Выхода нет. Набрала реставратора Галю – общепризнанную «маму» эрмитажных котов, главную их опекуншу, понятно, неофициальную, принявшую это хлопотливое бремя не за деньги, а от великой любви к кошачьему племени. Быстро, смущаясь и извиняясь, рассказала далекому сонному уху о найденыше.
– Больной, говоришь, – немедленно проснулась Галя. – Маленький? Не наш? Возьми ключ от моей кандейки, там у меня уже четыре кошки в клетках сидят, к операции готовятся. Переноска пустая на полу стоит, посади найденыша. Только не забудь корма насыпать и воды налить. На всякий случай сонную таблетку запихни, там у меня в столе желтенькие мелкие в пузыречке. Нос щупала?
– Холодный, влажный.
– Глаза?
– Нормальные глаза, и зрачки обычные, нерасширенные.
– Так с чего ты взяла, что он больной?
– Не реагирует ни на что, когда нашла, стоял столбом, на руки взяла, обвис как мертвый.
– Живот проверь.
– Хороший живот, мягкий.
– Ладно, неси в клетку, завтра пораньше приеду.
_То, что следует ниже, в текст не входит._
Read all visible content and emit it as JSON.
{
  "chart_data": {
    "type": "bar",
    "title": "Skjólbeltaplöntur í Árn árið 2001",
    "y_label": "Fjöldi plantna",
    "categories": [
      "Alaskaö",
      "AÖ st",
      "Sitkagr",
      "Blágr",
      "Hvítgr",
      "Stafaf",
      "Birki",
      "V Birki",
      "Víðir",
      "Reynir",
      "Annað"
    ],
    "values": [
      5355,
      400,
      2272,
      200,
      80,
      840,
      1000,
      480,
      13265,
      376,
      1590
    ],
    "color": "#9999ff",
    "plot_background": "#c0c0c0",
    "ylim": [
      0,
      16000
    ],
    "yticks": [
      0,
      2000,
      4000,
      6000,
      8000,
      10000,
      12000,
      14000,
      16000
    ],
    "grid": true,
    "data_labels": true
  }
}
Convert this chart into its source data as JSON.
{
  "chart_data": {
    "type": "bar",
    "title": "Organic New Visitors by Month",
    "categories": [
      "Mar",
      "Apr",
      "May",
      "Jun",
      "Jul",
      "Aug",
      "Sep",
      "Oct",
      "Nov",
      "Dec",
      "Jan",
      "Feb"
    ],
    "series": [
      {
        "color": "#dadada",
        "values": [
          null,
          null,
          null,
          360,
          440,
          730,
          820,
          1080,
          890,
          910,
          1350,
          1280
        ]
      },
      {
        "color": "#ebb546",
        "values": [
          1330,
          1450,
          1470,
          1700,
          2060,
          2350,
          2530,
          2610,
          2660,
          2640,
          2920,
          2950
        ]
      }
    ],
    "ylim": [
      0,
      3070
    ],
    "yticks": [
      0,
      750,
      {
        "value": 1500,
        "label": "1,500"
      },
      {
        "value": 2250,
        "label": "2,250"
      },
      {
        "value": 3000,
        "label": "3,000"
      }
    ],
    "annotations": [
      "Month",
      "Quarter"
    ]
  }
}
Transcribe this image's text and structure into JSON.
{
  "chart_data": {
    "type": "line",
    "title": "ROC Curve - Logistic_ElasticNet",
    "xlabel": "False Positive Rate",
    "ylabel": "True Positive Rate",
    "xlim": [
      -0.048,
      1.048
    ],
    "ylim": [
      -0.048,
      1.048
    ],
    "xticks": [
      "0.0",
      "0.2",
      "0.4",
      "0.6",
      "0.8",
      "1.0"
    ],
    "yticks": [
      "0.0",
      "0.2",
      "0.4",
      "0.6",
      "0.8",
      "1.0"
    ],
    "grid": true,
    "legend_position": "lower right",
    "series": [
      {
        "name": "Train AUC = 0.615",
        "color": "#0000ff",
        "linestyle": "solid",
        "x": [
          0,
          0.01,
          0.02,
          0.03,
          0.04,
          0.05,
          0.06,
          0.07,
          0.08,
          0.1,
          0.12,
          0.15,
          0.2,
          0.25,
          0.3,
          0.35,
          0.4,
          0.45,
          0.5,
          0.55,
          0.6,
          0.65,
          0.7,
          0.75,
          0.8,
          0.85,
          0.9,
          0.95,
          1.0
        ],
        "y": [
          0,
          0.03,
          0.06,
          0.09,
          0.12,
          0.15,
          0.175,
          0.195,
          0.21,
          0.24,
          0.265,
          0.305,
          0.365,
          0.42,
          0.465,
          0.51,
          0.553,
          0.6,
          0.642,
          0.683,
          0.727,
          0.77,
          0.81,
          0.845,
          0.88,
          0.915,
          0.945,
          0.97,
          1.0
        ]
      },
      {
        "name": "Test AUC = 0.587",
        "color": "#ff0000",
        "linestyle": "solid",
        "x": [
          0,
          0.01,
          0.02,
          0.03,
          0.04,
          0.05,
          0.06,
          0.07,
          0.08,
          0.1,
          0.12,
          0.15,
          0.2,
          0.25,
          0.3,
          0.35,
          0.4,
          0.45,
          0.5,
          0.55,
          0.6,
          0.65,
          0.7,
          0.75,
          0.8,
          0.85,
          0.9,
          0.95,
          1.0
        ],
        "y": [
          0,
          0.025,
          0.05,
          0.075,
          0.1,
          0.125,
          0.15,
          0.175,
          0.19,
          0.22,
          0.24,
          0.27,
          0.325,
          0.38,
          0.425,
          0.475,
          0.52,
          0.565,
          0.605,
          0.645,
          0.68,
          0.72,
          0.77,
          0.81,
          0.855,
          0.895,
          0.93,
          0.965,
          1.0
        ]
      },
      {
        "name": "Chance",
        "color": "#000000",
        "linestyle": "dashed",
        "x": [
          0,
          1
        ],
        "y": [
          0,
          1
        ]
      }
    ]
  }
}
В кандейке – небольшой кладовке, обитой по всей площади изнутри металлическим листом (когда, для каких целей, почему – никто не знал), в больших клетках спали кошки. На зажегшийся свет они почти не отреагировали, разве что чуть приоткрыли глаза, видно было: животные сыты и спокойны. В точности выполнив указания Галины, Маргарита Владимировна стянула с шеи теплый шарф и, свернув его вчетверо, постелила на дно клетки найденыша: на всякий случай, хотя в кандейке, пожалуй, было даже душновато. Уложила малыша, заперла клетку и только тут, облегченно выдохнув, разглядела, что котенок какой-то странный: половина туловища рыжая, половина серая, и на холке ровно по центру едва различимое белое пятнышко.